Он уселся на край дивана и занялся куклой вплотную. Одно лицо у этой куклы было пухлое, улыбающееся, между блестящими розовыми губами виднелись два не менее блестящих зуба, тоже розовых. Второе же лицо было костистым и очень противным – вот-вот разревется, нос сморщен, верхняя губа задрана, злобная гадина. Здесь зубы куклы были белыми, но какими-то размазанными. Он несколько раз крутнул куклину голову – туда-сюда, туда-сюда. Быстро выяснилось, что интереснее всего смотреть на эту куклу не спереди, а сзади: злобное, капризное личико над застежкой платья, а ниже – торчащие вперед локти, к одному из которых все еще привязан ценник. Он хотел оторвать ценник, но мама не разрешила, сказала – ценник надо отрезать ножницами. Ему самому нельзя брать ножницы, прошлый раз это плохо кончилось, хотя ножницы ужасно нравятся ему, от ножниц у него шевелится в животе. Надо подождать, когда мама и папа выйдут с кухни, чтобы мама срезала ценник. Тогда он сможет выкупать куклу в ванной.
Он подождал, потом еще подождал. Потом подошел к двери кухни. Они шептались очень громко, он постоял и послушал. «Не ори! – это был женский шепот. – Не ори! Не смей на меня орать!» Мужской шепот надрывно отвечал: «Я ору, потому что ты его губишь! Гу-бишь! Зачем ты это притащила?!» – «Потому что он ими интересуется, – отвечала женщина. – Потому что куклы вызывают у него интерес!» – «Лена, – сказал мужской шепот очень спокойно, – Лена, ты его губишь. Он слабоумный, и нужно…» – «Не смей так говорить о ребенке!» – заорала женщина в полный голос (они часто так орали; ему стало скучно, он присел на пол под дверью кухни и повернул голову куклы боком, – так, чтобы видеть оба лица сразу). Тогда мужчина тоже заорал в полный голос: «Я смею, потому что это правда! Ему одиннадцать лет, с ним нужны специальные занятия, ему нужен интернат, ты не даешь ему шансов! Ты таскаешь ему кукол!»

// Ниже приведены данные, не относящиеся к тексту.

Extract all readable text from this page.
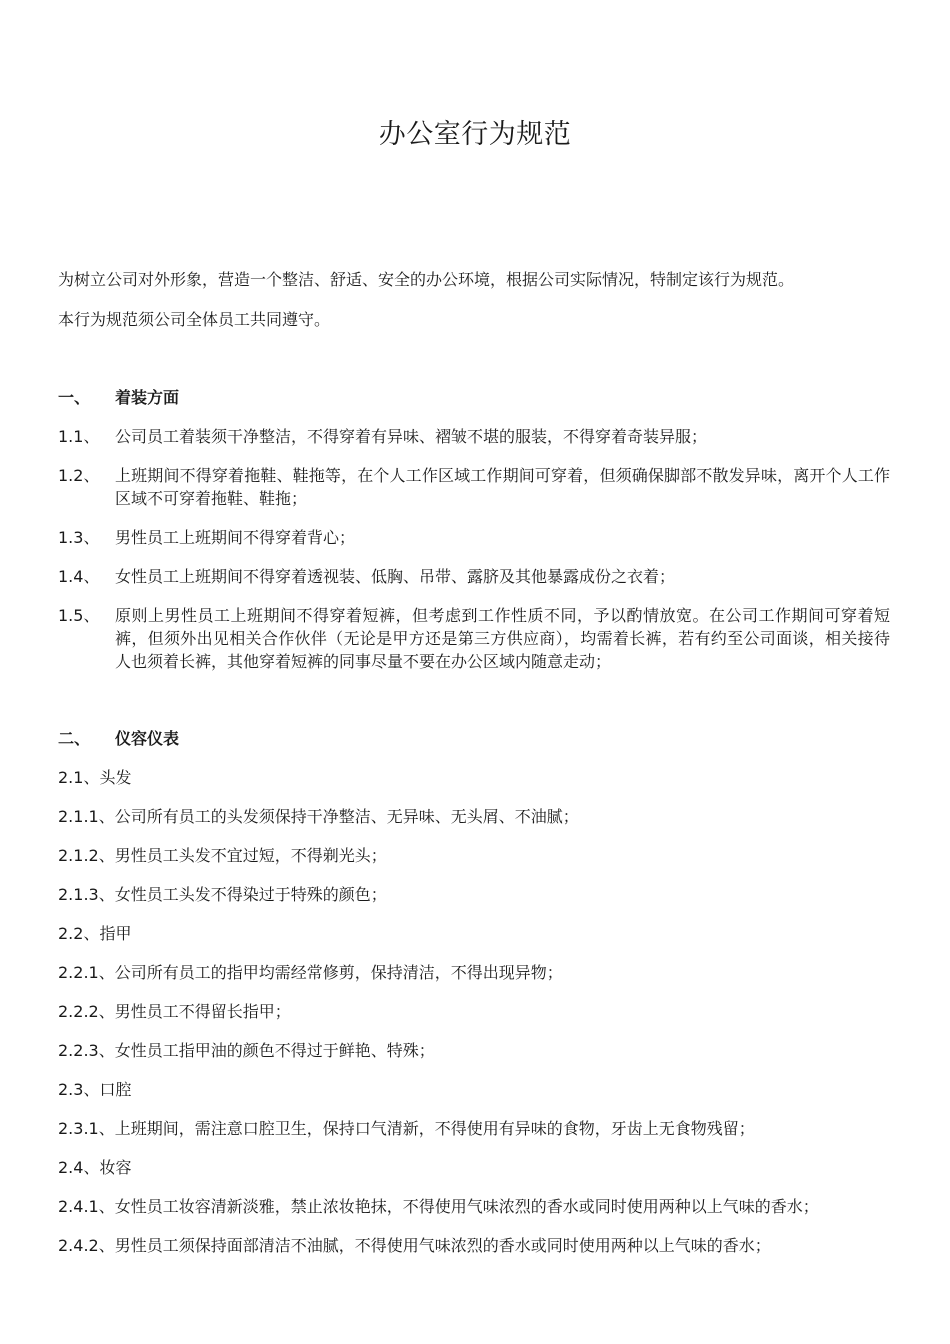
办公室行为规范
为树立公司对外形象，营造一个整洁、舒适、安全的办公环境，根据公司实际情况，特制定该行为规范。
本行为规范须公司全体员工共同遵守。
一、 着装方面
1.1、 公司员工着装须干净整洁，不得穿着有异味、褶皱不堪的服装，不得穿着奇装异服；
1.2、 上班期间不得穿着拖鞋、鞋拖等，在个人工作区域工作期间可穿着，但须确保脚部不散发异味，离开个人工作区域不可穿着拖鞋、鞋拖；
1.3、 男性员工上班期间不得穿着背心；
1.4、 女性员工上班期间不得穿着透视装、低胸、吊带、露脐及其他暴露成份之衣着；
1.5、 原则上男性员工上班期间不得穿着短裤，但考虑到工作性质不同，予以酌情放宽。在公司工作期间可穿着短裤，但须外出见相关合作伙伴（无论是甲方还是第三方供应商），均需着长裤，若有约至公司面谈，相关接待人也须着长裤，其他穿着短裤的同事尽量不要在办公区域内随意走动；
二、 仪容仪表
2.1、头发
2.1.1、公司所有员工的头发须保持干净整洁、无异味、无头屑、不油腻；
2.1.2、男性员工头发不宜过短，不得剃光头；
2.1.3、女性员工头发不得染过于特殊的颜色；
2.2、指甲
2.2.1、公司所有员工的指甲均需经常修剪，保持清洁，不得出现异物；
2.2.2、男性员工不得留长指甲；
2.2.3、女性员工指甲油的颜色不得过于鲜艳、特殊；
2.3、口腔
2.3.1、上班期间，需注意口腔卫生，保持口气清新，不得使用有异味的食物，牙齿上无食物残留；
2.4、妆容
2.4.1、女性员工妆容清新淡雅，禁止浓妆艳抹，不得使用气味浓烈的香水或同时使用两种以上气味的香水；
2.4.2、男性员工须保持面部清洁不油腻，不得使用气味浓烈的香水或同时使用两种以上气味的香水；
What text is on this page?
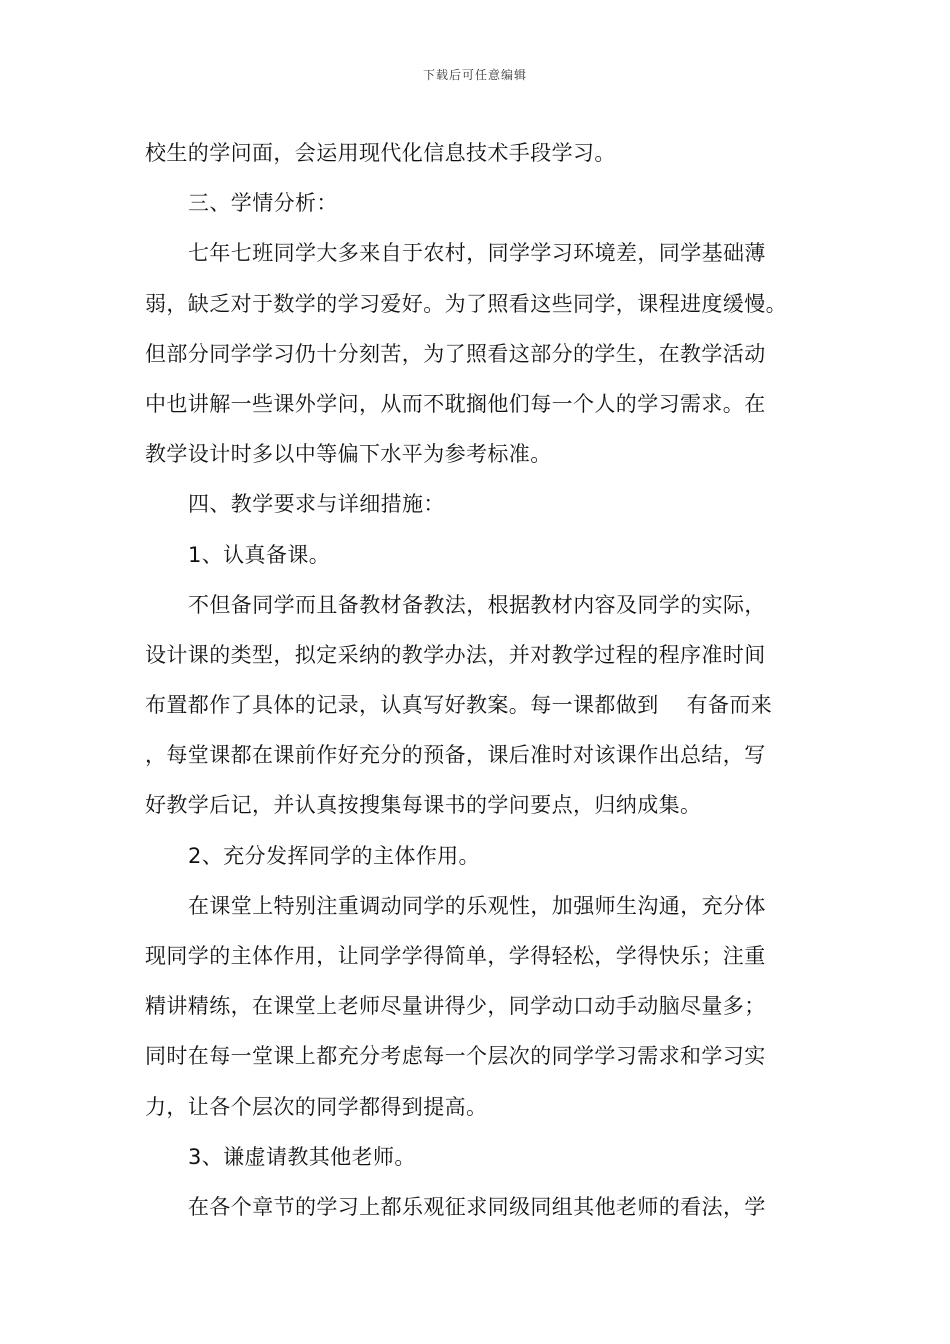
下载后可任意编辑
校生的学问面，会运用现代化信息技术手段学习。
三、学情分析：
七年七班同学大多来自于农村，同学学习环境差，同学基础薄
弱，缺乏对于数学的学习爱好。为了照看这些同学，课程进度缓慢。
但部分同学学习仍十分刻苦，为了照看这部分的学生，在教学活动
中也讲解一些课外学问，从而不耽搁他们每一个人的学习需求。在
教学设计时多以中等偏下水平为参考标准。
四、教学要求与详细措施：
1、认真备课。
不但备同学而且备教材备教法，根据教材内容及同学的实际，
设计课的类型，拟定采纳的教学办法，并对教学过程的程序准时间
布置都作了具体的记录，认真写好教案。每一课都做到 有备而来
，每堂课都在课前作好充分的预备，课后准时对该课作出总结，写
好教学后记，并认真按搜集每课书的学问要点，归纳成集。
2、充分发挥同学的主体作用。
在课堂上特别注重调动同学的乐观性，加强师生沟通，充分体
现同学的主体作用，让同学学得简单，学得轻松，学得快乐；注重
精讲精练，在课堂上老师尽量讲得少，同学动口动手动脑尽量多；
同时在每一堂课上都充分考虑每一个层次的同学学习需求和学习实
力，让各个层次的同学都得到提高。
3、谦虚请教其他老师。
在各个章节的学习上都乐观征求同级同组其他老师的看法，学
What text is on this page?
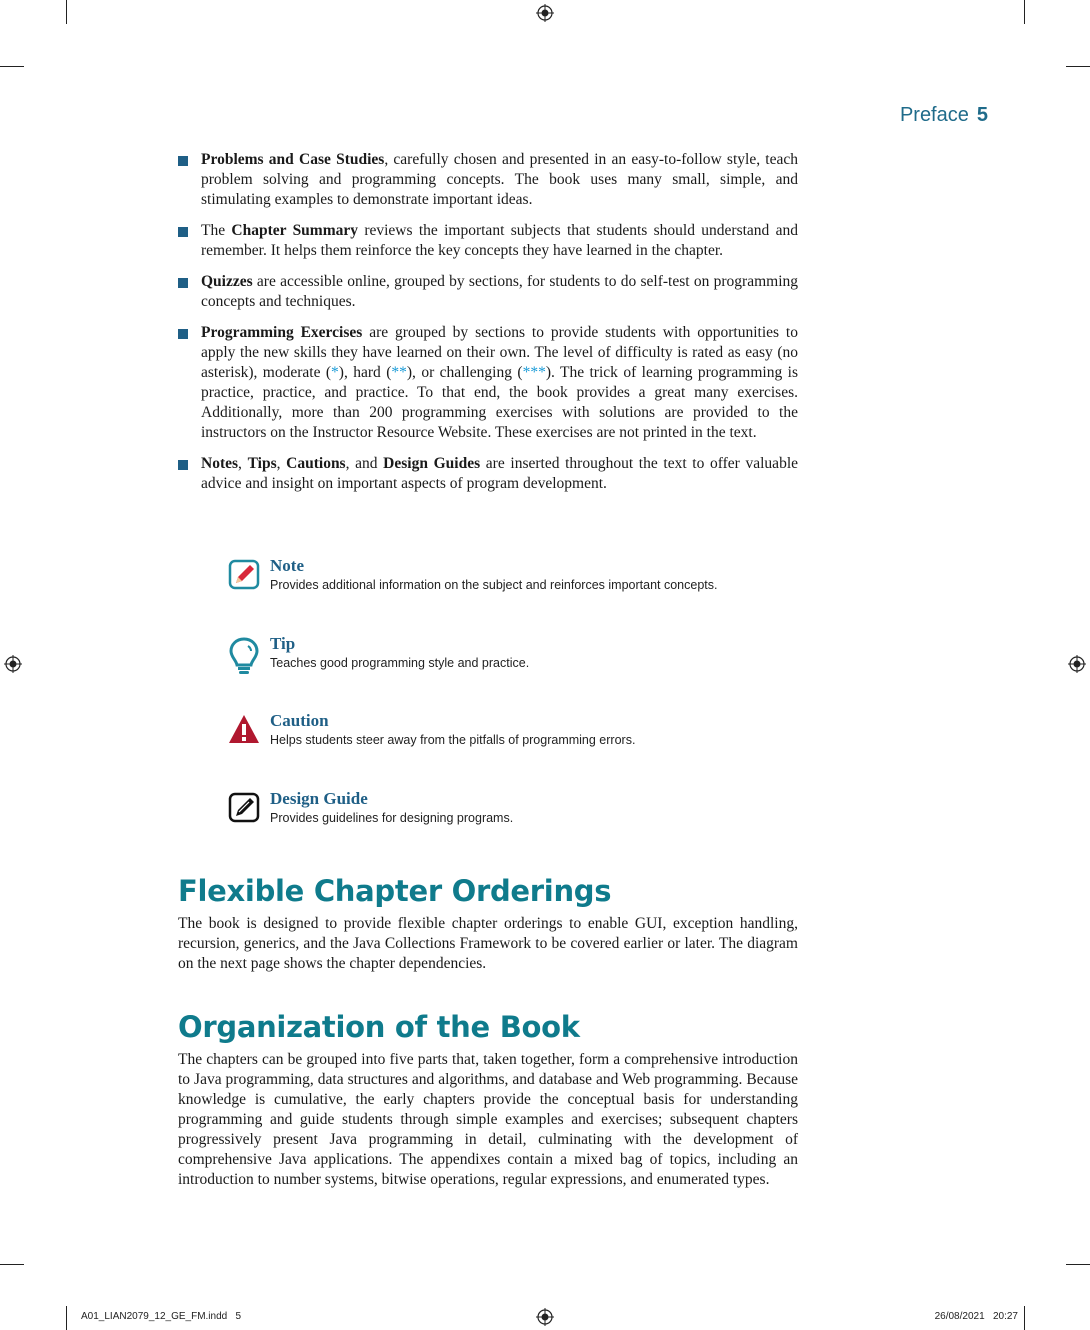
Preface 5
Problems and Case Studies, carefully chosen and presented in an easy-to-follow style, teach problem solving and programming concepts. The book uses many small, simple, and stimulating examples to demonstrate important ideas.
The Chapter Summary reviews the important subjects that students should understand and remember. It helps them reinforce the key concepts they have learned in the chapter.
Quizzes are accessible online, grouped by sections, for students to do self-test on programming concepts and techniques.
Programming Exercises are grouped by sections to provide students with opportunities to apply the new skills they have learned on their own. The level of difficulty is rated as easy (no asterisk), moderate (*), hard (**), or challenging (***). The trick of learning programming is practice, practice, and practice. To that end, the book provides a great many exercises. Additionally, more than 200 programming exercises with solutions are provided to the instructors on the Instructor Resource Website. These exercises are not printed in the text.
Notes, Tips, Cautions, and Design Guides are inserted throughout the text to offer valuable advice and insight on important aspects of program development.
Note
Provides additional information on the subject and reinforces important concepts.
Tip
Teaches good programming style and practice.
Caution
Helps students steer away from the pitfalls of programming errors.
Design Guide
Provides guidelines for designing programs.
Flexible Chapter Orderings

The book is designed to provide flexible chapter orderings to enable GUI, exception handling, recursion, generics, and the Java Collections Framework to be covered earlier or later. The diagram on the next page shows the chapter dependencies.

Organization of the Book

The chapters can be grouped into five parts that, taken together, form a comprehensive introduction to Java programming, data structures and algorithms, and database and Web programming. Because knowledge is cumulative, the early chapters provide the conceptual basis for understanding programming and guide students through simple examples and exercises; subsequent chapters progressively present Java programming in detail, culminating with the development of comprehensive Java applications. The appendixes contain a mixed bag of topics, including an introduction to number systems, bitwise operations, regular expressions, and enumerated types.

A01_LIAN2079_12_GE_FM.indd   5	26/08/2021   20:27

Тут ему надоело ждать, он пошел в ванную, залез под ящик с бельем, нашел там ножницы, сначала аккуратно срезал с куклы ценник, а потом провел тонким матовым лезвием вдоль одной руки и вдоль другой. Получилось очень красиво.
Он потер пальцами висок, она спросила – что, голова болит? Он утвердительно опустил веки, и тогда она сказала:
– Хотите, я поцелую – и у вас все пройдет?
Он изумленно уставился на нее. Она быстро отвела глаза, сделала неловкое движение рукой – как будто попыталась убрать сказанное из разделяющего их воздуха, – и поспешно вышла из лифта.